Whamit!

The Weekly Newsletter of MIT Linguistics

Linguistics Colloquium 4/6 - Benjamin Spector

Speaker: Benjamin Spector — Institut Jean Nicod, ENS
Date/Time: 3:30 PM, Friday 04/06
Location: 32-141
Title: Generalized Scope Economy (Joint work with Clemens Mayr, ZAS Berlin)

Abstract:

It is a well-known fact that the relative scopes of several operators in a sentence do not always correspond to their relative surface positions. In order to account for such cases, covert scope shifting operations (CSSOs) such as QR and reconstruction have been assumed to apply, resulting in hierarchical structures that deliver the correct interpretation. Such operations, however, are not completely free to apply. One type of restriction on the application of CSSOs has been extensively studied, namely, locality constraints that prevent a CSSO from covertly moving an operator out of a so-called scope-island. There is, however, a second type of restriction that has not been studied to the same extent. In many cases, a CSSO seems to be able to shift the scope of a certain expression x in a sentence S but cannot affect the scope of some other expression – call it y – in a structurally parallel sentence where x has been replaced with y.

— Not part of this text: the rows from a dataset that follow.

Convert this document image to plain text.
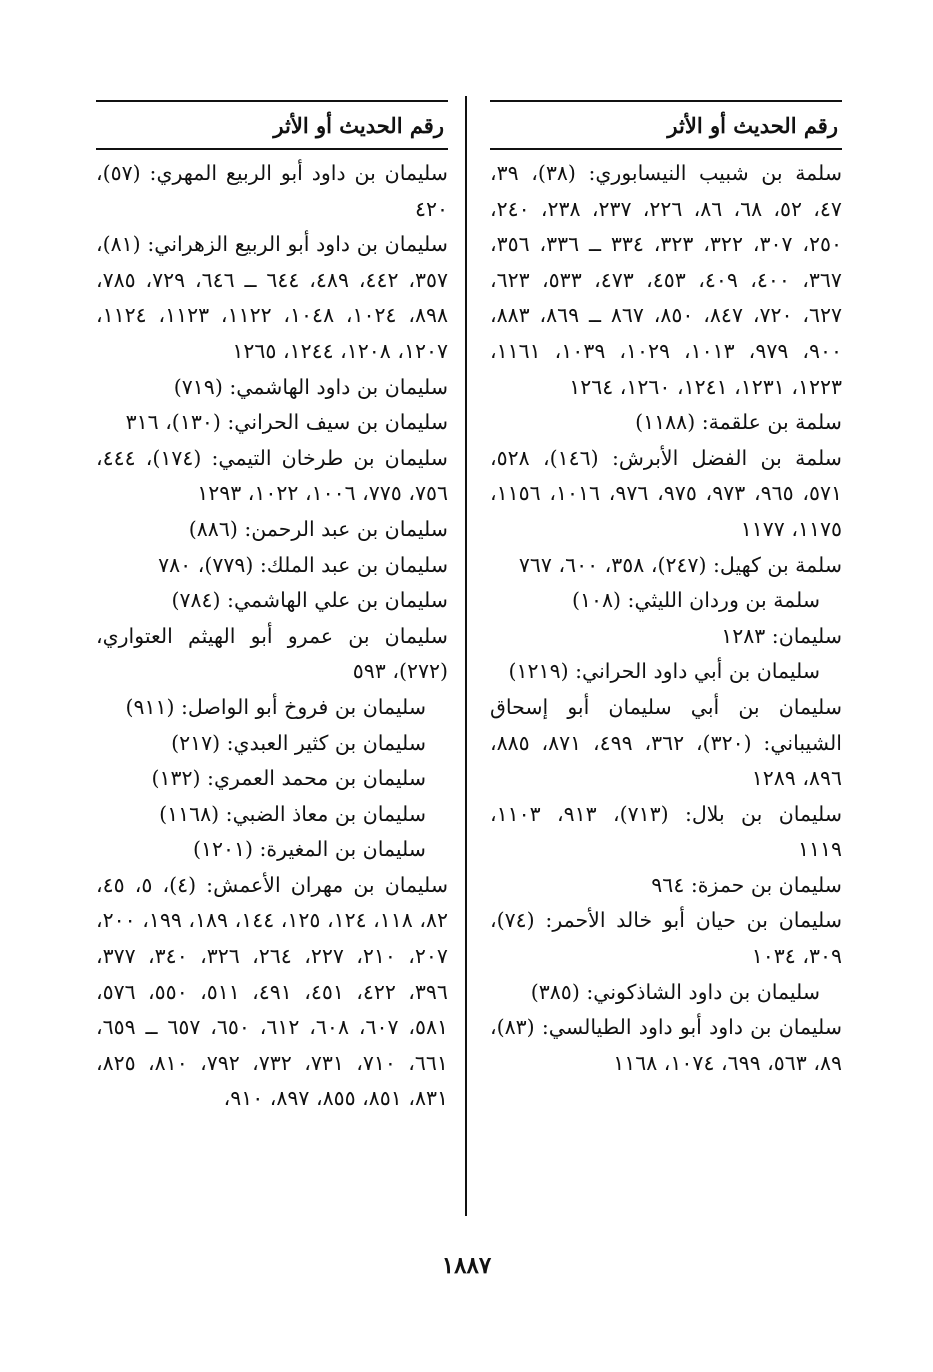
رقم الحديث أو الأثر
سلمة بن شبيب النيسابوري: (٣٨)، ٣٩، ٤٧، ٥٢، ٦٨، ٨٦، ٢٢٦، ٢٣٧، ٢٣٨، ٢٤٠، ٢٥٠، ٣٠٧، ٣٢٢، ٣٢٣، ٣٣٤ ــ ٣٣٦، ٣٥٦، ٣٦٧، ٤٠٠، ٤٠٩، ٤٥٣، ٤٧٣، ٥٣٣، ٦٢٣، ٦٢٧، ٧٢٠، ٨٤٧، ٨٥٠، ٨٦٧ ــ ٨٦٩، ٨٨٣، ٩٠٠، ٩٧٩، ١٠١٣، ١٠٢٩، ١٠٣٩، ١١٦١، ١٢٢٣، ١٢٣١، ١٢٤١، ١٢٦٠، ١٢٦٤
سلمة بن علقمة: (١١٨٨)
سلمة بن الفضل الأبرش: (١٤٦)، ٥٢٨، ٥٧١، ٩٦٥، ٩٧٣، ٩٧٥، ٩٧٦، ١٠١٦، ١١٥٦، ١١٧٥، ١١٧٧
سلمة بن كهيل: (٢٤٧)، ٣٥٨، ٦٠٠، ٧٦٧
سلمة بن وردان الليثي: (١٠٨)
سليمان: ١٢٨٣
سليمان بن أبي داود الحراني: (١٢١٩)
سليمان بن أبي سليمان أبو إسحاق الشيباني: (٣٢٠)، ٣٦٢، ٤٩٩، ٨٧١، ٨٨٥، ٨٩٦، ١٢٨٩
سليمان بن بلال: (٧١٣)، ٩١٣، ١١٠٣، ١١١٩
سليمان بن حمزة: ٩٦٤
سليمان بن حيان أبو خالد الأحمر: (٧٤)، ٣٠٩، ١٠٣٤
سليمان بن داود الشاذكوني: (٣٨٥)
سليمان بن داود أبو داود الطيالسي: (٨٣)، ٨٩، ٥٦٣، ٦٩٩، ١٠٧٤، ١١٦٨
رقم الحديث أو الأثر
سليمان بن داود أبو الربيع المهري: (٥٧)، ٤٢٠
سليمان بن داود أبو الربيع الزهراني: (٨١)، ٣٥٧، ٤٤٢، ٤٨٩، ٦٤٤ ــ ٦٤٦، ٧٢٩، ٧٨٥، ٨٩٨، ١٠٢٤، ١٠٤٨، ١١٢٢، ١١٢٣، ١١٢٤، ١٢٠٧، ١٢٠٨، ١٢٤٤، ١٢٦٥
سليمان بن داود الهاشمي: (٧١٩)
سليمان بن سيف الحراني: (١٣٠)، ٣١٦
سليمان بن طرخان التيمي: (١٧٤)، ٤٤٤، ٧٥٦، ٧٧٥، ١٠٠٦، ١٠٢٢، ١٢٩٣
سليمان بن عبد الرحمن: (٨٨٦)
سليمان بن عبد الملك: (٧٧٩)، ٧٨٠
سليمان بن علي الهاشمي: (٧٨٤)
سليمان بن عمرو أبو الهيثم العتواري، (٢٧٢)، ٥٩٣
سليمان بن فروخ أبو الواصل: (٩١١)
سليمان بن كثير العبدي: (٢١٧)
سليمان بن محمد العمري: (١٣٢)
سليمان بن معاذ الضبي: (١١٦٨)
سليمان بن المغيرة: (١٢٠١)
سليمان بن مهران الأعمش: (٤)، ٥، ٤٥، ٨٢، ١١٨، ١٢٤، ١٢٥، ١٤٤، ١٨٩، ١٩٩، ٢٠٠، ٢٠٧، ٢١٠، ٢٢٧، ٢٦٤، ٣٢٦، ٣٤٠، ٣٧٧، ٣٩٦، ٤٢٢، ٤٥١، ٤٩١، ٥١١، ٥٥٠، ٥٧٦، ٥٨١، ٦٠٧، ٦٠٨، ٦١٢، ٦٥٠، ٦٥٧ ــ ٦٥٩، ٦٦١، ٧١٠، ٧٣١، ٧٣٢، ٧٩٢، ٨١٠، ٨٢٥، ٨٣١، ٨٥١، ٨٥٥، ٨٩٧، ٩١٠،
١٨٨٧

Consider for instance the following pair:

(1) Every student did not attend the talk
> Inverse-scope possible: Not every student attended the talk
(2) More than two students did not attend the talk
> Inverse-scope marginal: ??? No more than two students attended the talk.

In other words, the possibility of applying a CSSO seems to depend in part on the nature of the expressions that it targets. As far as we know, the only attempt to account for these types of restrictions in a general way is due to Beghelli & Stowell (1997). These authors propose to account for all the observed restrictions in terms of a cartographic analysis. They assume that CSSOs such as QR or reconstruction target different landing sites depending on the surface position and the nature of the item that undergoes the operation. Although this proposal has broad empirical coverage, it is not really explanatory, since it does not provide a principled account of why the hierarchy of landing sites is the way it is. We develop an alternative approach whose goal is to account for the observed restrictions in a unified way. We propose a new licensing constraint on CSSOs, which is itself a generalization of Fox’s 2000 Scope Economy. In short, we argue that a CSSO can only apply if the resulting interpretation is not logically stronger than or equivalent to the surface-scope interpretation. We will show that such a principle makes correct predictions for a broad range of structures, discuss how exactly it should be implemented, and address apparent counterexamples.